Балор резко повернулся, увлекая за собой испуганного ребенка. Его взгляд встретился со взглядом Галена, и на губах появилась презрительная усмешка.

— Когда-нибудь я собью с тебя эту спесь, раб. — Глаза бегали, усмешка стала шире. — Может быть, сегодня — ведь той, которая защищала тебя раньше, здесь нет. — С этими словами его рука потянулась к рукоятке меча, висящего в ножнах на бедре. — Скажи, римлянин, будешь ли ты таким же смелым без защиты женской юбки?

Гален заметил, что двое воинов из отряда подошли поближе. Фермер и его жена, работающие на соседнем поле, тоже пододвинулись к краю. Гален снял грабли с плеча и медленно опустил зубьями вниз на землю, прикидывая свои возможности. Рукоятка была старой, ее древесина сухой и хрупкой. Одним точным ударом ноги он может отломить роговую часть. Если повезет, то прежде чем рукоятка сломается, сможет отразить один-два удара меча или воткнуть обломанный конец в живот этому ублюдку.

— Твоя насмешка была бы гораздо чувствительней, британец, если бы она не исходила от хвастуна, прикрывающегося ребенком.

На мгновение самодовольная усмешка искривилась. Демонстрируя свое презрение, Балор рассмеялся и оттолкнул мальчика от себя.

Гален не отрывал взгляда от его лица, он по глазам увидит, когда тот ударит.

— Я не обижал парня, — по-прежнему улыбаясь, Балор отступил. Очевидно, он не собирался начинать первым.

Гален следил за ним, не расслабляясь. Он приготовился. Балор должен вынудить Галена напасть первым, если хочет сохранить лицо и избежать наказания. Голосом более хриплым, чем ему хотелось бы, он обратился к мальчику:

— Дафидд, иди к Рике.

— Я хочу остаться с тобой.

— Иди! — Он бросил на него быстрый взгляд. — Немедленно.

Балор снова рассмеялся.

— Ты подобрал себе хорошее местечко, не так ли, римлянин? Мальчик… женщина. Хотя калека и шлюха едва ли такой уж большой трофей для могучего легионера.

Ярость вскипела в Галене. Прежде чем подумать, он сделал шаг вперед, и только потом понял свою ошибку.

Светлые глаза, смотрящие на него, торжествующе вспыхнули.
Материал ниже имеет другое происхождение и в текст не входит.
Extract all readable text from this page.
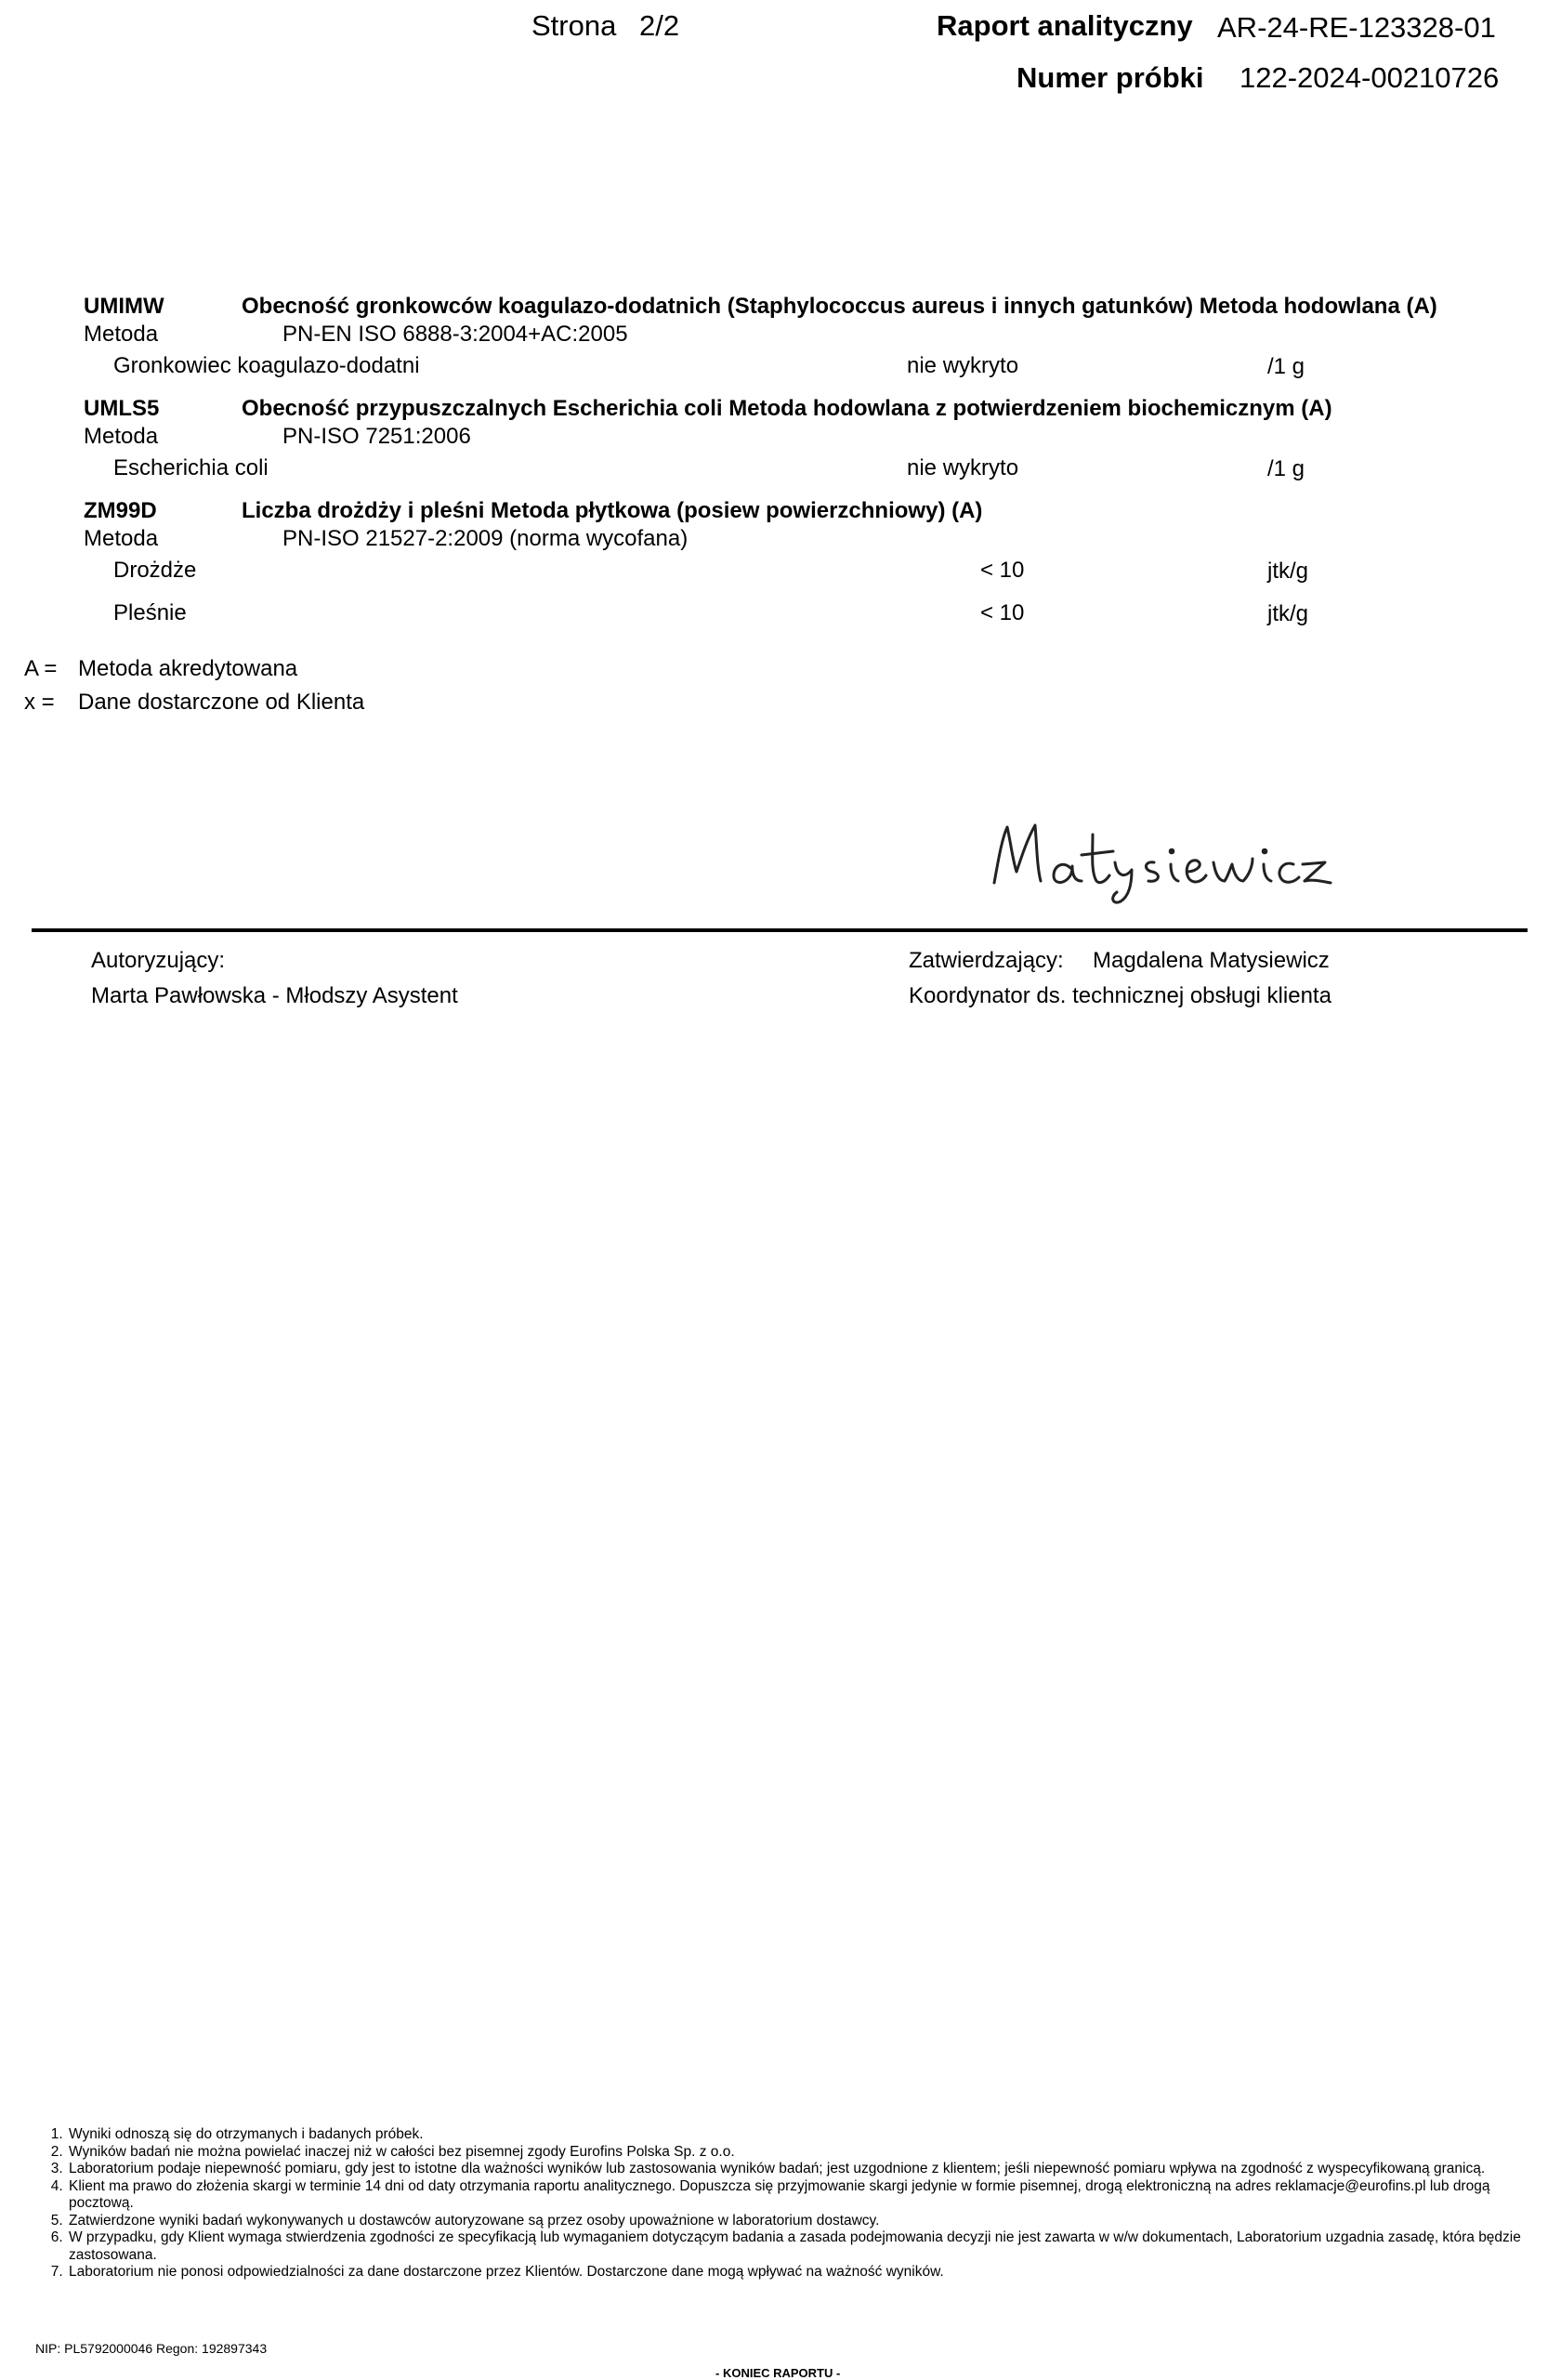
Strona 2/2	Raport analityczny AR-24-RE-123328-01
Numer próbki 122-2024-00210726
UMIMW	Obecność gronkowców koagulazo-dodatnich (Staphylococcus aureus i innych gatunków) Metoda hodowlana (A)
Metoda	PN-EN ISO 6888-3:2004+AC:2005
Gronkowiec koagulazo-dodatni	nie wykryto	/1 g
UMLS5	Obecność przypuszczalnych Escherichia coli Metoda hodowlana z potwierdzeniem biochemicznym (A)
Metoda	PN-ISO 7251:2006
Escherichia coli	nie wykryto	/1 g
ZM99D	Liczba drożdży i pleśni Metoda płytkowa (posiew powierzchniowy) (A)
Metoda	PN-ISO 21527-2:2009 (norma wycofana)
Drożdże	< 10	jtk/g
Pleśnie	< 10	jtk/g
A = Metoda akredytowana
x = Dane dostarczone od Klienta
Autoryzujący:
Marta Pawłowska - Młodszy Asystent
Zatwierdzający: Magdalena Matysiewicz
Koordynator ds. technicznej obsługi klienta
1. Wyniki odnoszą się do otrzymanych i badanych próbek.
2. Wyników badań nie można powielać inaczej niż w całości bez pisemnej zgody Eurofins Polska Sp. z o.o.
3. Laboratorium podaje niepewność pomiaru, gdy jest to istotne dla ważności wyników lub zastosowania wyników badań; jest uzgodnione z klientem; jeśli niepewność pomiaru wpływa na zgodność z wyspecyfikowaną granicą.
4. Klient ma prawo do złożenia skargi w terminie 14 dni od daty otrzymania raportu analitycznego. Dopuszcza się przyjmowanie skargi jedynie w formie pisemnej, drogą elektroniczną na adres reklamacje@eurofins.pl lub drogą pocztową.
5. Zatwierdzone wyniki badań wykonywanych u dostawców autoryzowane są przez osoby upoważnione w laboratorium dostawcy.
6. W przypadku, gdy Klient wymaga stwierdzenia zgodności ze specyfikacją lub wymaganiem dotyczącym badania a zasada podejmowania decyzji nie jest zawarta w w/w dokumentach, Laboratorium uzgadnia zasadę, która będzie zastosowana.
7. Laboratorium nie ponosi odpowiedzialności za dane dostarczone przez Klientów. Dostarczone dane mogą wpływać na ważność wyników.
NIP: PL5792000046 Regon: 192897343
- KONIEC RAPORTU -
Балор понял, что победил. Случайно он отыскал слабое место своего врага, брешь в неприступной броне хладнокровия. Рот под длинными усами скривился в усмешке, и Балор шагнул вперед.

— Знаешь… я тоже соблазнился, несмотря на… живот. В конце концов, что такое для нее еще один мужчина между ног, если там столько побывало?

Он омерзительно рассмеялся и, выставив бедра, сделал непристойный жест.

— Ничего, если и покричит немного, да, римлянин? А сопротивление — так даже приятнее.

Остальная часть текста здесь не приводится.